住宅関連会社の紙による集客、アナログな営業活動、そしてエンドユーザーの会社選択の不便さを、当社の新しいサービスで払拭したいと考えています。スライドに「新しいUXの提供」と記載したとおり、住生活領域において新しいユーザー体験を提供していくのが当社のサービスです。エンドユーザーは住宅関連会社を探し、住宅関連会社は見込客を探しています。当社は、不動産プラットフォーム事業を提供することで、双方を支援しています。
1ビジネスモデル|①-1 マッチングサービス
マッチングサービスのご紹介をさせていただきます。「リビンマッチ」は、独自のマッチングシステムにより、エンドユーザーとクライアント(住宅関連会社)を、オンライン上でマッチングさせます。
Webマーケティングを使って、エンドユーザーを「リビンマッチ」等のWebサービスに集客し、複数の会社に一気に送客します。その後、クライアントから送客数に応じたフィーをお支払いいただくというビジネスモデルです。
エンドユーザーにとっては、1回の入力で複数の会社に一気に問い合わせができる便利なサービスです。クライアントは、問い合わせが1件来たら1件分、10件なら10件分、100件なら100件分と、成果連動型で送客フィーを支払います。
例えば、テレビ、新聞、雑誌などの広告では、100万円払っても何件問い合わせが来るかわかりませんが、当社のサービスは最初から問い合わせ獲得単価が決まっているため、仮に1件も問い合わせがなければ送客フィーはかかりません。10件来たら10件分と費用対効果が確定している点で、クライアントの導入ハードルも低くなっています。
基本的には、このWebマーケティングを使って「エンドユーザー数」を増やすこと、営業で開拓する「クライアント数」を増やすこと、この2点に注力し、営業収益を拡大していこうと考えています。実際には、年間で約18万物件のマッチングを実現しています。
私からのご説明は以上です。
質疑応答:人件費や広告宣伝費の増減益について
質問者:終わった決算についてうかがいます。営業収益は小幅な増収、利益は小幅な減益となっています。そのような意味で、営業費用が多少増えていると思います。その内訳として、人件費や広告宣伝費などの増減益分析について簡単にコメントしていただけますか?

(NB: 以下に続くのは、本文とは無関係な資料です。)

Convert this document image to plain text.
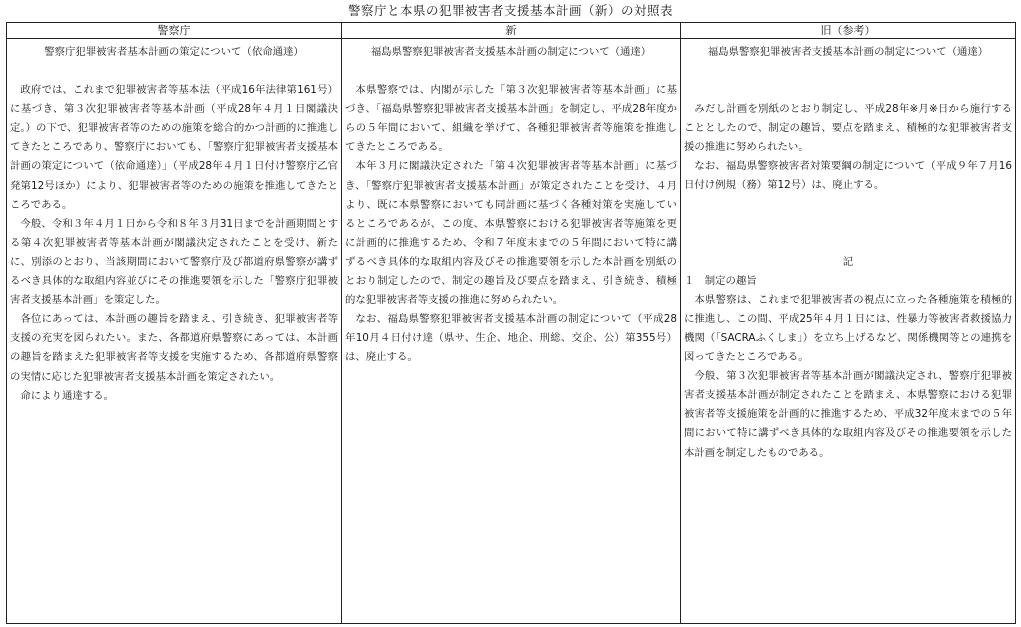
警察庁と本県の犯罪被害者支援基本計画（新）の対照表
警察庁	新	旧（参考）

警察庁犯罪被害者基本計画の策定について（依命通達）

政府では、これまで犯罪被害者等基本法（平成16年法律第161号）に基づき、第３次犯罪被害者等基本計画（平成28年４月１日閣議決定。）の下で、犯罪被害者等のための施策を総合的かつ計画的に推進してきたところであり、警察庁においても、「警察庁犯罪被害者支援基本計画の策定について（依命通達）」（平成28年４月１日付け警察庁乙官発第12号ほか）により、犯罪被害者等のための施策を推進してきたところである。

今般、令和３年４月１日から令和８年３月31日までを計画期間とする第４次犯罪被害者等基本計画が閣議決定されたことを受け、新たに、別添のとおり、当該期間において警察庁及び都道府県警察が講ずるべき具体的な取組内容並びにその推進要領を示した「警察庁犯罪被害者支援基本計画」を策定した。

各位にあっては、本計画の趣旨を踏まえ、引き続き、犯罪被害者等支援の充実を図られたい。また、各都道府県警察にあっては、本計画の趣旨を踏まえた犯罪被害者等支援を実施するため、各都道府県警察の実情に応じた犯罪被害者支援基本計画を策定されたい。

命により通達する。

福島県警察犯罪被害者支援基本計画の制定について（通達）

本県警察では、内閣が示した「第３次犯罪被害者等基本計画」に基づき、「福島県警察犯罪被害者支援基本計画」を制定し、平成28年度からの５年間において、組織を挙げて、各種犯罪被害者等施策を推進してきたところである。

本年３月に閣議決定された「第４次犯罪被害者等基本計画」に基づき、「警察庁犯罪被害者支援基本計画」が策定されたことを受け、４月より、既に本県警察においても同計画に基づく各種対策を実施しているところであるが、この度、本県警察における犯罪被害者等施策を更に計画的に推進するため、令和７年度末までの５年間において特に講ずるべき具体的な取組内容及びその推進要領を示した本計画を別紙のとおり制定したので、制定の趣旨及び要点を踏まえ、引き続き、積極的な犯罪被害者等支援の推進に努められたい。

なお、福島県警察犯罪被害者支援基本計画の制定について（平成28年10月４日付け達（県サ、生企、地企、刑総、交企、公）第355号）は、廃止する。

福島県警察犯罪被害者支援基本計画の制定について（通達）

みだし計画を別紙のとおり制定し、平成28年※月※日から施行することとしたので、制定の趣旨、要点を踏まえ、積極的な犯罪被害者支援の推進に努められたい。

なお、福島県警察被害者対策要綱の制定について（平成９年７月16日付け例規（務）第12号）は、廃止する。

記

１　制定の趣旨

本県警察は、これまで犯罪被害者の視点に立った各種施策を積極的に推進し、この間、平成25年４月１日には、性暴力等被害者救援協力機関（「SACRAふくしま」）を立ち上げるなど、関係機関等との連携を図ってきたところである。

今般、第３次犯罪被害者等基本計画が閣議決定され、警察庁犯罪被害者支援基本計画が制定されたことを踏まえ、本県警察における犯罪被害者等支援施策を計画的に推進するため、平成32年度末までの５年間において特に講ずべき具体的な取組内容及びその推進要領を示した本計画を制定したものである。
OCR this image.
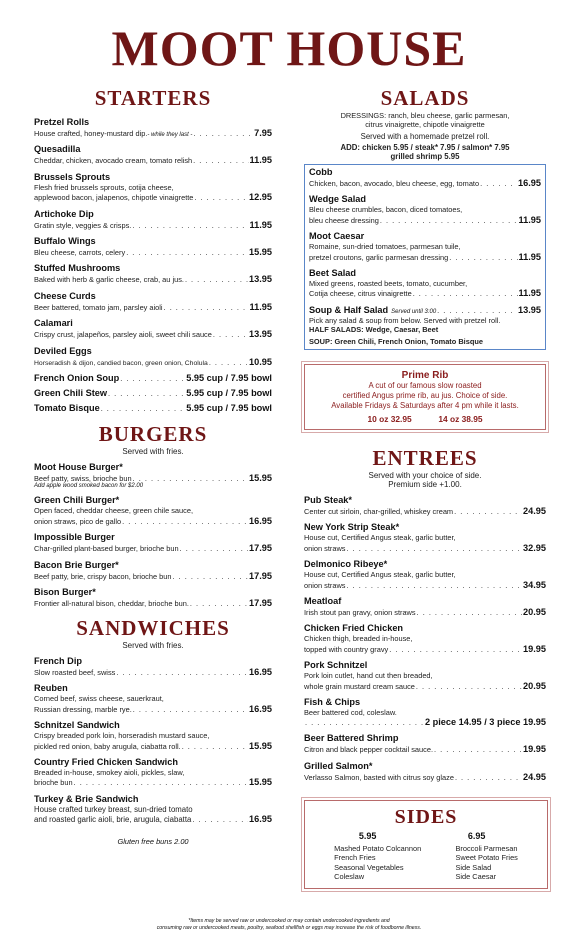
MOOT HOUSE
STARTERS
Pretzel Rolls
House crafted, honey-mustard dip. - while they last - . . .	7.95
Quesadilla
Cheddar, chicken, avocado cream, tomato relish . . .	11.95
Brussels Sprouts
Flesh fried brussels sprouts, cotija cheese,
applewood bacon, jalapenos, chipotle vinaigrette . . .	12.95
Artichoke Dip
Gratin style, veggies & crisps. . . .	11.95
Buffalo Wings
Bleu cheese, carrots, celery . . .	15.95
Stuffed Mushrooms
Baked with herb & garlic cheese, crab, au jus. . . .	13.95
Cheese Curds
Beer battered, tomato jam, parsley aioli . . .	11.95
Calamari
Crispy crust, jalapeños, parsley aioli, sweet chili sauce . . .	13.95
Deviled Eggs
Horseradish & dijon, candied bacon, green onion, Cholula . . .	10.95
French Onion Soup . . .	5.95 cup / 7.95 bowl
Green Chili Stew . . .	5.95 cup / 7.95 bowl
Tomato Bisque . . .	5.95 cup / 7.95 bowl
BURGERS
Served with fries.
Moot House Burger*
Beef patty, swiss, brioche bun . . .	15.95
Add apple wood smoked bacon for $2.00
Green Chili Burger*
Open faced, cheddar cheese, green chile sauce,
onion straws, pico de gallo . . .	16.95
Impossible Burger
Char-grilled plant-based burger, brioche bun . . .	17.95
Bacon Brie Burger*
Beef patty, brie, crispy bacon, brioche bun . . .	17.95
Bison Burger*
Frontier all-natural bison, cheddar, brioche bun. . . .	17.95
SANDWICHES
Served with fries.
French Dip
Slow roasted beef, swiss . . .	16.95
Reuben
Corned beef, swiss cheese, sauerkraut,
Russian dressing, marble rye. . . .	16.95
Schnitzel Sandwich
Crispy breaded pork loin, horseradish mustard sauce,
pickled red onion, baby arugula, ciabatta roll. . . .	15.95
Country Fried Chicken Sandwich
Breaded in-house, smokey aioli, pickles, slaw,
brioche bun . . .	15.95
Turkey & Brie Sandwich
House crafted turkey breast, sun-dried tomato
and roasted garlic aioli, brie, arugula, ciabatta . . .	16.95
Gluten free buns 2.00
SALADS
DRESSINGS: ranch, bleu cheese, garlic parmesan,
citrus vinaigrette, chipotle vinaigrette
Served with a homemade pretzel roll.
ADD: chicken 5.95 / steak* 7.95 / salmon* 7.95
grilled shrimp 5.95
Cobb
Chicken, bacon, avocado, bleu cheese, egg, tomato . . .	16.95
Wedge Salad
Bleu cheese crumbles, bacon, diced tomatoes,
bleu cheese dressing . . .	11.95
Moot Caesar
Romaine, sun-dried tomatoes, parmesan tuile,
pretzel croutons, garlic parmesan dressing . . .	11.95
Beet Salad
Mixed greens, roasted beets, tomato, cucumber,
Cotija cheese, citrus vinaigrette . . .	11.95
Soup & Half Salad Served until 3:00 . . .	13.95
Pick any salad & soup from below. Served with pretzel roll.
HALF SALADS: Wedge, Caesar, Beet
SOUP: Green Chili, French Onion, Tomato Bisque
Prime Rib
A cut of our famous slow roasted
certified Angus prime rib, au jus. Choice of side.
Available Fridays & Saturdays after 4 pm while it lasts.
10 oz 32.95	14 oz 38.95
ENTREES
Served with your choice of side.
Premium side +1.00.
Pub Steak*
Center cut sirloin, char-grilled, whiskey cream . . .	24.95
New York Strip Steak*
House cut, Certified Angus steak, garlic butter,
onion straws . . .	32.95
Delmonico Ribeye*
House cut, Certified Angus steak, garlic butter,
onion straws . . .	34.95
Meatloaf
Irish stout pan gravy, onion straws . . .	20.95
Chicken Fried Chicken
Chicken thigh, breaded in-house,
topped with country gravy . . .	19.95
Pork Schnitzel
Pork loin cutlet, hand cut then breaded,
whole grain mustard cream sauce . . .	20.95
Fish & Chips
Beer battered cod, coleslaw.
. . .
2 piece 14.95 / 3 piece 19.95
Beer Battered Shrimp
Citron and black pepper cocktail sauce. . . .	19.95
Grilled Salmon*
Verlasso Salmon, basted with citrus soy glaze . . .	24.95
SIDES
5.95
Mashed Potato Colcannon
French Fries
Seasonal Vegetables
Coleslaw
6.95
Broccoli Parmesan
Sweet Potato Fries
Side Salad
Side Caesar
*Items may be served raw or undercooked or may contain undercooked ingredients and
consuming raw or undercooked meats, poultry, seafood shellfish or eggs may increase the risk of foodborne illness.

川合:第2四半期の減益は、営業費用が増加したというよりも、第1四半期の営業収益が少なかったため、その分粗利も少なくなったことが要因です。
質問者:確かに第1四半期は対前年で見ればアゲインストが大きかったと思います。しかし社員数は、2023年3月末時点で117名と資料に載っており、人件費が増えているように見えるのですが、どのようにお考えでしょうか?
川合:3月末の段階で117名の内訳は、正社員84名、パートアルバイトが33名です。人員に関する費用はそこまで増えていません。
質問者:広告宣伝に関してもそれほど大きく変わっていないというイメージを持っていてかまいませんか?
川合:広告費の総額は別として、営業収益に占める広告宣伝費比率という意味では、あまり変わっていません。
質疑応答:「BAIZO KANRI(倍増管理)」の営業収益・利益の見込みについて
質問者:今回譲受された「BAIZO KANRI(倍増管理)」について、この下期や来期にかけて、営業収益や利益をどの程度見込んでいるのか教えてください。
川合:下期では、目に見えて「営業収益が上がったね」と感じるほどにはいかないと考えています。その要因として、そもそも買収した時点で、営業収益が少なかったこと、そして、現在改修を行っており、営業自体がまだ本格的にスタートしていないことが挙げられます。そのため、今期中の収益貢献はそれほど見込んでいません。
しかし、「BAIZO KANRI(倍増管理)」は粗利率が100パーセントなので、件数を積み上げることで、来期以降は営業収益部分よりも、粗利に貢献するのではないかと思っています。
質疑応答:「ぬりマッチ」「メタ住宅展示場」の営業収益見込みについて
質問者:「ぬりマッチ」や「メタ住宅展示場」は、だんだんと営業収益が上がってきていると短信にも記載があります。この両サービスの上期における営業収益や通期の見込みなどの数字があれば教えてください。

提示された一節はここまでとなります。